NATO PA 106. Rose-Roth Semineri, Polonya'nın başkenti Varşova'da gerçekleştirildi. Seminerde, 'Washington Zirvesi Sonrasında NATO'nun Caydırıcılığı ve Savunması: Doğu Kanadının Güçlendirilmesi', 'Ukrayna'ya Verilecek Destekler, Doğu Komşuları ve Avrupa Güvenliğinin Geleceği', 'Belarus ve Baltık Denizi Bölgesi ve Otokrasiyle Yüzleşmek: Demokratik Mukavemetin Güçlendirilmesi' konularını ele alındı. Toplantıya eski Gençlik ve Spor Bakanı ve AK Parti İzmir Milletvekili Mehmet Muharrem Kasapoğlu da katıldı. Kasapoğlu, toplantının ardından Türkiye'ye döndü. Türkiye'nin demokrasiye bağlılığı başta olmak üzere Türkiye'nin Ukrayna Savaşı'ndaki tutumu, Karadeniz'in Güvenliği ve Montrö Boğazlar Sözleşmesi, Avrupa Güvenliğinin Geleceği ve Demokratik mukavemet konularında Türkiye'nin önemine ve gerçekleştirdiği faaliyetlere değindi.
‘SAVAŞIN SON BULMASINI ARZU EDİYORUZ’
Karadeniz'de savaşın engellenmesinde Türkiye'nin izlediği politikaya yönelik Kasapoğlu, "Karadeniz, 1936 Montrö Sözleşmesi ve Türkiye'nin bunu uygulaması ile kurulan hassas denge sayesinde son yüzyılda askeri çatışma ve gerginlik denizi olmamıştır.

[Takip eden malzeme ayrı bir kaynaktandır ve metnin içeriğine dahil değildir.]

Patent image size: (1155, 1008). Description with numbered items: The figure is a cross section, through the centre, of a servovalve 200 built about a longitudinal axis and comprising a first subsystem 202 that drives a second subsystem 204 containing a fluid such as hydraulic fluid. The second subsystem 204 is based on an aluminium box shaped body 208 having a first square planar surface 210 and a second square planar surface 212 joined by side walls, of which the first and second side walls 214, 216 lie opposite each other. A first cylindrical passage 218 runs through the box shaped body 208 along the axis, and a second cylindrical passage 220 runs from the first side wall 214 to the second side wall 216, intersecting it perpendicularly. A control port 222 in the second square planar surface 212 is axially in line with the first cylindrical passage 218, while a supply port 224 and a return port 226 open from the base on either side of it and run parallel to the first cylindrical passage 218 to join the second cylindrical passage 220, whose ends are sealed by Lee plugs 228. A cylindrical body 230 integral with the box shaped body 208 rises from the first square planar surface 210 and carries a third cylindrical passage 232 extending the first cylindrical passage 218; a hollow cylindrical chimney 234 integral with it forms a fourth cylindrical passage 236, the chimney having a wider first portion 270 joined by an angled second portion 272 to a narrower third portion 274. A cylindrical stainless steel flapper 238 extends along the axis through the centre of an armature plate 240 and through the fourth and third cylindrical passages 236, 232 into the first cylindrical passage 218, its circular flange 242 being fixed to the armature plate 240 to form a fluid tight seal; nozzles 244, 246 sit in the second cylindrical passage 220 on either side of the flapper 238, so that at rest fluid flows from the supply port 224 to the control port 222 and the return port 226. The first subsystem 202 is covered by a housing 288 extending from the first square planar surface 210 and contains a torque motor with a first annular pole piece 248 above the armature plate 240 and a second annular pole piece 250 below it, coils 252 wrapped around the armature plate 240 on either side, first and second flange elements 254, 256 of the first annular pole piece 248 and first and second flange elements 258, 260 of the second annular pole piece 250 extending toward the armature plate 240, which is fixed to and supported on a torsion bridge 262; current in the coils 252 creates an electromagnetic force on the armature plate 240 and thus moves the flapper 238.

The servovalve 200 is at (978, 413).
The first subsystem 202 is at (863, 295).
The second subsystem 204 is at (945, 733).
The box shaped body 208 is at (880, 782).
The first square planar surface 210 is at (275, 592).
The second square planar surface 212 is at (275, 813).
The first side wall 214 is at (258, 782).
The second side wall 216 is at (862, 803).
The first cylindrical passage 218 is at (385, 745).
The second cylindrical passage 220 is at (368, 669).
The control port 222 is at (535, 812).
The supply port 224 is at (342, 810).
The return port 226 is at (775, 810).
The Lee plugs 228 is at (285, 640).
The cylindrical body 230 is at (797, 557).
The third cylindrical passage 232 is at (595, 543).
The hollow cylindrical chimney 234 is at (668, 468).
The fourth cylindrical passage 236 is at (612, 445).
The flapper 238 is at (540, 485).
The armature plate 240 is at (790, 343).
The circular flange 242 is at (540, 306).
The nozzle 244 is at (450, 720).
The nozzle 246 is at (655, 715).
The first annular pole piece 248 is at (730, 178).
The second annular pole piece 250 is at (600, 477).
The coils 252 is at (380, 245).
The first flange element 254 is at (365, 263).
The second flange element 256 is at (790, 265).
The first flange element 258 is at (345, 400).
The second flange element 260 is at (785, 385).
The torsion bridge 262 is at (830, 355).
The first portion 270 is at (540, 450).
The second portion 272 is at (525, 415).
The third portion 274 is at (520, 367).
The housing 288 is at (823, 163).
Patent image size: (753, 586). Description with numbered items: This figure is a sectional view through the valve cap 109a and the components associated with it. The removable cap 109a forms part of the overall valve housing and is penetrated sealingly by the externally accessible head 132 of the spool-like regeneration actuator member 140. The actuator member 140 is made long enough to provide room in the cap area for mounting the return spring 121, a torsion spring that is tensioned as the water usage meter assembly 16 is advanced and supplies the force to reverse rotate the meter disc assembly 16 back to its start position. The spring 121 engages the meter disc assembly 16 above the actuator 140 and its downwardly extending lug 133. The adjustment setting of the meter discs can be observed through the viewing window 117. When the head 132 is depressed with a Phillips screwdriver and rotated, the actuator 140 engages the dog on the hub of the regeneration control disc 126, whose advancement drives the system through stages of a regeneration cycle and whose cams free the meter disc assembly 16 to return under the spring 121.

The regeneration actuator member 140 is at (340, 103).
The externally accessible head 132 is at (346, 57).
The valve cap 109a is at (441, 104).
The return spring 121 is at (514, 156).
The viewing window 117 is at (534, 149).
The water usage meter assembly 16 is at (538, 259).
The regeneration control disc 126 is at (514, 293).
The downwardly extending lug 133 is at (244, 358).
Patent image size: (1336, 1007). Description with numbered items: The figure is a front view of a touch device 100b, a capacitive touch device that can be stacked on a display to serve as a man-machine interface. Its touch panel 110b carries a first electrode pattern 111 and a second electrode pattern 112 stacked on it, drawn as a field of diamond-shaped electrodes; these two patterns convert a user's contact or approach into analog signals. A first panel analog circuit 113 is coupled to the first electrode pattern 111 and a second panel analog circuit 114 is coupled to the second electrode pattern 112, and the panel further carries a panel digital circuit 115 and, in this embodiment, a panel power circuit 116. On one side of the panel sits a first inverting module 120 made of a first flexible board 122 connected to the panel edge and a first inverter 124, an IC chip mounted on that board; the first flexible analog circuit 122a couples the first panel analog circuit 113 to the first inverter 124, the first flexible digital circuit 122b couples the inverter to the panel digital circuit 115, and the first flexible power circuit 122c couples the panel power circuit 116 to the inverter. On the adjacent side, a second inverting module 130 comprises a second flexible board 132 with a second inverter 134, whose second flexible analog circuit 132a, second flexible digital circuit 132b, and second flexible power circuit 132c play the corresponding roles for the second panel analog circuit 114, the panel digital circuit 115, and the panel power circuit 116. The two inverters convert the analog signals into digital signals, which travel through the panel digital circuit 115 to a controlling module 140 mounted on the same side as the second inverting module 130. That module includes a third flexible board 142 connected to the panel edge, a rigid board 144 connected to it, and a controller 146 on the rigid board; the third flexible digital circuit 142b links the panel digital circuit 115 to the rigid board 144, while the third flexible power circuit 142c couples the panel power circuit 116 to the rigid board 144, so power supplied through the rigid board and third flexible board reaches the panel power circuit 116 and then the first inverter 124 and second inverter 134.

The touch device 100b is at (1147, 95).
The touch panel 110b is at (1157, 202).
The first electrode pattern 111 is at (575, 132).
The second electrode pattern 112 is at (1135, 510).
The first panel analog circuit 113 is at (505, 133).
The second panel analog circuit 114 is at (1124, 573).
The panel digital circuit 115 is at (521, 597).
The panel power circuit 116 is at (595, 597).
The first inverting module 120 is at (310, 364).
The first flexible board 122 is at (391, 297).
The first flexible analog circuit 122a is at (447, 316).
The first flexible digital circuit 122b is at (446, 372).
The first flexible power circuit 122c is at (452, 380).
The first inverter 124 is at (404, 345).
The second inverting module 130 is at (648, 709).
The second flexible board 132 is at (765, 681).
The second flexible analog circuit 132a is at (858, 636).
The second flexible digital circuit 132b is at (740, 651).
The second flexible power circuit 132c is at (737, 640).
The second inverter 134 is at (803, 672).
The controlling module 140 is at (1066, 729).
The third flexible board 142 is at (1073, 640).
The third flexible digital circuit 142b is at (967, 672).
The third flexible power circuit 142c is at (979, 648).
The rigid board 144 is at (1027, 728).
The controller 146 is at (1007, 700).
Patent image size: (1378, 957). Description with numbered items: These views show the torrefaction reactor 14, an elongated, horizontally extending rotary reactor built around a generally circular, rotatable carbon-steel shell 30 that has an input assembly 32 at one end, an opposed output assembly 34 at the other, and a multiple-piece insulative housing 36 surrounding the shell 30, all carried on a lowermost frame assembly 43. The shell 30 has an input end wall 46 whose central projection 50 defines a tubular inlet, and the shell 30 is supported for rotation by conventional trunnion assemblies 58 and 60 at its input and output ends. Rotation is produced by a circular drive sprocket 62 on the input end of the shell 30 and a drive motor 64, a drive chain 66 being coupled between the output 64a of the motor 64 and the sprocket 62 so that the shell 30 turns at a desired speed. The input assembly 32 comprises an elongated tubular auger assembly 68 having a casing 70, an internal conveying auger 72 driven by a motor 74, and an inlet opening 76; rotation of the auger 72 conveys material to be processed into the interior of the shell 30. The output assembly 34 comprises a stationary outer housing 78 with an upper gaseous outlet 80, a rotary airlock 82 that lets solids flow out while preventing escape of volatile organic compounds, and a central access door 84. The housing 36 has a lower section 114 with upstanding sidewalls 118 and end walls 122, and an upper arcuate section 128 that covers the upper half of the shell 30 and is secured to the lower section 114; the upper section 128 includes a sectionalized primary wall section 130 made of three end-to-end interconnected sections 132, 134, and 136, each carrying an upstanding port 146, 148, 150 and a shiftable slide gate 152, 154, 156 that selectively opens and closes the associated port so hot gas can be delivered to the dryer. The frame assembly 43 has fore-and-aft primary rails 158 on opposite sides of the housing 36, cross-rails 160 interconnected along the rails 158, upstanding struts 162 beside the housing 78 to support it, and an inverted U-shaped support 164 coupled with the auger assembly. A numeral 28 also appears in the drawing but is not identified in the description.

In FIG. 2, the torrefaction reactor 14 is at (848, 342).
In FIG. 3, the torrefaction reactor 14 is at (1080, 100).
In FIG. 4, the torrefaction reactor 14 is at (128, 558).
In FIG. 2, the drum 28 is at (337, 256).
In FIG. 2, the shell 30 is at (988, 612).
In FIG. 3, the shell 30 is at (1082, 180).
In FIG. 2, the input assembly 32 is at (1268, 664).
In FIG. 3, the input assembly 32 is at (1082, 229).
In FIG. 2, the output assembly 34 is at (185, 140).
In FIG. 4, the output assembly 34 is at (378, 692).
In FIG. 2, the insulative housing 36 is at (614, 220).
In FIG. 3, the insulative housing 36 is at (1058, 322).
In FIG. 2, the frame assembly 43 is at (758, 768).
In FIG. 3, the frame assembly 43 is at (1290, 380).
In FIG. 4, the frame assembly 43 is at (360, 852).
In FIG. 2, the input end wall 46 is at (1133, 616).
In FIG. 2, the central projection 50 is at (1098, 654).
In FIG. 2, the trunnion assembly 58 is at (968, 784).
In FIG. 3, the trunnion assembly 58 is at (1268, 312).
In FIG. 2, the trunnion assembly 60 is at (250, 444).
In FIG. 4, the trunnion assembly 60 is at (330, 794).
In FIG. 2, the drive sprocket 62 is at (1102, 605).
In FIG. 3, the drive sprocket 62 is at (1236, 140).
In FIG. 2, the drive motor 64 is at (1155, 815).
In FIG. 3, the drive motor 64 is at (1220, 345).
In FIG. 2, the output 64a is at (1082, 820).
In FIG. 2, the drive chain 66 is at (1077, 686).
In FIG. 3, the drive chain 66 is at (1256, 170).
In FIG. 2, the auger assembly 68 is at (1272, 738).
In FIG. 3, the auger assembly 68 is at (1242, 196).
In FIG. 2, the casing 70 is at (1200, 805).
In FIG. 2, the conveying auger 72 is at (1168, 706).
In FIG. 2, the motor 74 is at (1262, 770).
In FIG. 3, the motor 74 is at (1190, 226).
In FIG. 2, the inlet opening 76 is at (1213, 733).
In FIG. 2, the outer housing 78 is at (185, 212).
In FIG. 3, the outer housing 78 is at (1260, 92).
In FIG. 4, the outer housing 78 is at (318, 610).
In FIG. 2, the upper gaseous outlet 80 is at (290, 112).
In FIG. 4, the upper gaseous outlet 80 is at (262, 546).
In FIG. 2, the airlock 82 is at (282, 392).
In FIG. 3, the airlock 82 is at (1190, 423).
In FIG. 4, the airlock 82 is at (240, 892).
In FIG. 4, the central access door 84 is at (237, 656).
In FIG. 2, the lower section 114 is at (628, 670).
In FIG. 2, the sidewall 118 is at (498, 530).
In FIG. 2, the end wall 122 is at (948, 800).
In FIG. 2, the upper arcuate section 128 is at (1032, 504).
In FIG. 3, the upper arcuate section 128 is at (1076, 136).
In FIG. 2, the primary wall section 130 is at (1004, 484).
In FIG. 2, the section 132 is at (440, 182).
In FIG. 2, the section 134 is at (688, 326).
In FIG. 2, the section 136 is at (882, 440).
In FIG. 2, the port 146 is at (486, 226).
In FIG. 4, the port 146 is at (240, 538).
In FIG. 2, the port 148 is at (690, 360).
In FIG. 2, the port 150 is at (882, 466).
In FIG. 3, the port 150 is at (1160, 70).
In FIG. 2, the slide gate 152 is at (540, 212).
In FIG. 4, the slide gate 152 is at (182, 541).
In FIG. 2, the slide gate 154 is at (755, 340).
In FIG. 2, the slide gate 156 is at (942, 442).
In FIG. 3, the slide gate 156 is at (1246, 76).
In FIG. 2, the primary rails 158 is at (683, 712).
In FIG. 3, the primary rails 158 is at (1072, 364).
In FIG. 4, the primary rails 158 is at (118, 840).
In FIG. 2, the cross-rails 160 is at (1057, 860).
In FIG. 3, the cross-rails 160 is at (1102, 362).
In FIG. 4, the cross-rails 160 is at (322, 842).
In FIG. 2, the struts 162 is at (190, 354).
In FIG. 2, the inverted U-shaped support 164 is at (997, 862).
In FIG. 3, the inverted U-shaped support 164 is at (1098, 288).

Sözleşme, Karadeniz güvenliği bağlamında temel bir unsurdur. Türkiye 80 yılı aşkın bir süredir 1936 Montrö Sözleşmesi'ne harfiyen uymaktadır. Rusya-Ukrayna savaşı başladığından beri Karadeniz'de gerilimin yükselmesine engel olmak için elimizden geleni yapıyoruz. Ukrayna'daki savaşın, mümkün olduğunca Karadeniz'e yayılmaması için gayret göstermeye devam edeceğiz. Savaşın artık son bulmasını ve bölgede barışın tesis edilmesini arzu ediyoruz. Türkiye'nin bu konudaki kararlı tavrı devam edecektir. Tüm süreçleri bugüne kadar nasıl hassasiyetle yürüttüysek, aynı şekilde sürdüreceğiz" dedi.
'TÜRKİYE, DÜNYA ÇAPINDA DEMOKRASİYİ GÜÇLENDİRMEK İÇİN TÜM ORTAKLARIYLA İŞ BİRLİĞİNE HAZIRDIR'
Türkiye Cumhuriyeti Parlamentosu'nun demokrasinin sembolü olduğunu belirten Kasapoğlu, “Çok çeşitli siyasi görüşlere ev sahipliği yapıyor olmak parlamentomuzun bir geleneğidir. Türkiye Cumhuriyeti Parlamentosu; demokrasimizin gücünün ve mukavemetinin de en önemli sembollerindendir. Demokrasimiz, 15 Temmuz 2016'daki menfur darbe girişimi gibi pek çok iç ve dış müdahalelere maruz kalmış ancak hepsini milletimizin dik ve sağlam duruşuyla bertaraf ederek daha da güçlenmiş ve bugünlere gelmiştir. Milletimiz; demokrasi, özgürlük ve vatanın bütünlüğü için iradesini her daim ortaya koymuştur ve koymaya devam etmektedir. Türkiye Cumhuriyeti'nin, demokrasisini koruma ve yarınlara en güçlü şekilde ulaştırma noktasındaki kararlılığı azalmadan sürmektedir. Türkiye, dünya çapında demokrasiyi güçlendirmek için de çabalarını büyütmeye ve tüm ortaklarıyla iş birliği yapmaya hazırdır" diye konuştu.